Faculty Council talk Spellings, Student Stores at October meeting

The first Faculty Council meeting since the election of new UNC-system president Margaret Spellings predictably revolved around George W. Bush's former secretary of education. 

Several faculty members expressed their concerns about Spellings at the meeting Friday, but Chancellor Carol Folt remained positive.

“She hasn’t had the chance to come on campus, but I’ve already begun to have conversations with her about our university, what we do, who we are, and she starts in March,” Folt said. “We have lots of time to really develop an understanding for her about what our special aspirations are.”

Geography professor Altha Cravey was one of the council members to express concerns about how Spellings was elected.

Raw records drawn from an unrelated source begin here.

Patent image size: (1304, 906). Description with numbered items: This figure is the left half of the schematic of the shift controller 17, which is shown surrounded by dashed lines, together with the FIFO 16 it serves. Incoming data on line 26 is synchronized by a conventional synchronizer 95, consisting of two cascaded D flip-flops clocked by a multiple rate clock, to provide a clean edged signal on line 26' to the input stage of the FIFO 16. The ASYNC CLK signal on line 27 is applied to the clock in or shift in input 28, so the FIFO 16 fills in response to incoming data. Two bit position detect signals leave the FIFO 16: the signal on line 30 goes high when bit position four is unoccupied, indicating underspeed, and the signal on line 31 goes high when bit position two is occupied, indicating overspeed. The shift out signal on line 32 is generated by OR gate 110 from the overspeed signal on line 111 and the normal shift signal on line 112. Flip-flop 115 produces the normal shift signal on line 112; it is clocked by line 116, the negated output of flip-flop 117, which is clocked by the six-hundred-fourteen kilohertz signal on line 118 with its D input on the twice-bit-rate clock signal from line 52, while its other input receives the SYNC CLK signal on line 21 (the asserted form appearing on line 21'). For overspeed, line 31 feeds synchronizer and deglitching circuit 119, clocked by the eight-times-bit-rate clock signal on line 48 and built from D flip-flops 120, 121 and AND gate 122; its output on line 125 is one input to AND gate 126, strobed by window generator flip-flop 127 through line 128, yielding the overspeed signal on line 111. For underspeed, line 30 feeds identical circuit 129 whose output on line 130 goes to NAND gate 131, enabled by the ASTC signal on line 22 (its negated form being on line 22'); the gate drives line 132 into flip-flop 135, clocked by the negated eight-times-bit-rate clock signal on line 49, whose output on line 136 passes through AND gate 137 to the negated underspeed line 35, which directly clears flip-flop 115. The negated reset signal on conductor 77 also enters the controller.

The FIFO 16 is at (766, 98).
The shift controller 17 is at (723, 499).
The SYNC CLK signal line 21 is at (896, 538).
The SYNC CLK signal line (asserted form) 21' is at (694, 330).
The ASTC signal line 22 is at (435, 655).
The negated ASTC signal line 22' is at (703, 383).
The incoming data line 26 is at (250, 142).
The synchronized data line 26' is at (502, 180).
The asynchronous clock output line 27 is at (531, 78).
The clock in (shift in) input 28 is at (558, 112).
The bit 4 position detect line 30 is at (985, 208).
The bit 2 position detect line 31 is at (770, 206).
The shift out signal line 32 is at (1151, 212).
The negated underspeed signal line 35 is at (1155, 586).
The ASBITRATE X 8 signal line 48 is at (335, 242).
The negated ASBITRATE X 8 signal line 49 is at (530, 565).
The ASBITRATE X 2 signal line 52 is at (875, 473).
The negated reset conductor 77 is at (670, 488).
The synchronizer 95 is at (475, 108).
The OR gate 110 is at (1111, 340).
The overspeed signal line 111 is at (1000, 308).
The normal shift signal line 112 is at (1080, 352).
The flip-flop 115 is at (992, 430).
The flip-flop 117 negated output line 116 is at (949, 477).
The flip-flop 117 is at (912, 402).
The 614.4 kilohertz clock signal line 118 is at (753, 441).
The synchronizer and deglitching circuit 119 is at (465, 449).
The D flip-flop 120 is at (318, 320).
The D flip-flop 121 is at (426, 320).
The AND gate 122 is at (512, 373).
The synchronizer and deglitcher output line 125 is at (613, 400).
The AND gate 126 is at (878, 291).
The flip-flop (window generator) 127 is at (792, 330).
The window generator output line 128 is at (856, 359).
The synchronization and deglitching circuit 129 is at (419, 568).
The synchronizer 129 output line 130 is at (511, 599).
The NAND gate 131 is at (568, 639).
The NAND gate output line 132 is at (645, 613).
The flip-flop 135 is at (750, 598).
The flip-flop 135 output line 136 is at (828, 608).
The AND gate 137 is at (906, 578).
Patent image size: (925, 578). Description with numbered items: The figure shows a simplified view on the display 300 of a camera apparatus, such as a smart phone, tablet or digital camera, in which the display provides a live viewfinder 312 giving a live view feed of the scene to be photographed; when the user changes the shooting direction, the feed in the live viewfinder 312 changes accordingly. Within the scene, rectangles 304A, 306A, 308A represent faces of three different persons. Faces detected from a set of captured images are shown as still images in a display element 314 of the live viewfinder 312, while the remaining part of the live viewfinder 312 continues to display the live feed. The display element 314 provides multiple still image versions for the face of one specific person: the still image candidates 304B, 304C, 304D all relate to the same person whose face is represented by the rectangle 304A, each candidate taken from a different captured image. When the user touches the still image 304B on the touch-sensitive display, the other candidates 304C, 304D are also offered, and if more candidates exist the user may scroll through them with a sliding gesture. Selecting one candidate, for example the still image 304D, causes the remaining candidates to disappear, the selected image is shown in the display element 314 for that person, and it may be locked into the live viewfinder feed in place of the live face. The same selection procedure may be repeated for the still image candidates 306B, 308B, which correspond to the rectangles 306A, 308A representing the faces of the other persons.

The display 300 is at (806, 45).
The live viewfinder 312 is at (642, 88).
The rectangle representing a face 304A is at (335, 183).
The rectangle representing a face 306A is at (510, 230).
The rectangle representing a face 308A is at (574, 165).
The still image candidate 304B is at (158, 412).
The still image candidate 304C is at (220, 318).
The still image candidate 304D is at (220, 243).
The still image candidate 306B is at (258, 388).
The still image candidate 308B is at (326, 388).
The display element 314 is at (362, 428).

“There was a very strong statement by Faculty Assembly about the process and about how our processes of shared governance have deteriorated within the past five years in the UNC system,” she said.

Folt said she and the other chancellors of UNC-system schools were part of the conversation in making the mission statement for the universities, but the candidate pool was kept confidential.

“I am familiar, as a lot of you are, with searches of people who are the president and truthfully I was private,” she said at the meeting. “They did the search for the chancellor without inviting everybody into a public forum. They do that for all the presidents and all the chancellors — that’s how they run. I’m quite understanding that when you’re looking for people at that level, you frequently do not open it.”

Student Stores saga

Matthew Fajack, vice chancellor for finance and administration, gave an update on the request for proposals regarding the possible privatization of the Student Stores.

“This year, there was about $400,000 that Student Stores gave to scholarships, and it had averaged around 400,000 for the past ten years,” he said.

Fajack said the Student Stores could get about $4 million in scholarships if the store is privatized.

Fajack contacted other universities, like Notre Dame University and Wake Forest University, with outsources stores and will compile his finding in this week.

“For the most part the large universities were happy about the services they were getting, that Follett and Barnes and Noble had followed through on their promises and treated their employees well, and thought it was a good move for them.”

But the response was not all positive. Fajack said the smaller universities he contacted had mixed feelings about the privatization of their stores, and sometimes had to cut costs.

Fajack said he and his colleagues are in the process of comparing plans and entertaining ideas like keeping the Bulls Head bookstore independent.

“No decision has been made about whether we will outsource it,” he said. “We want to look at what their answers are in a stricter, legal fashion and see what the options are. We’re trying to protect our employees, and one of the goals of the student stores, too, is maximizing financial aid to our students.”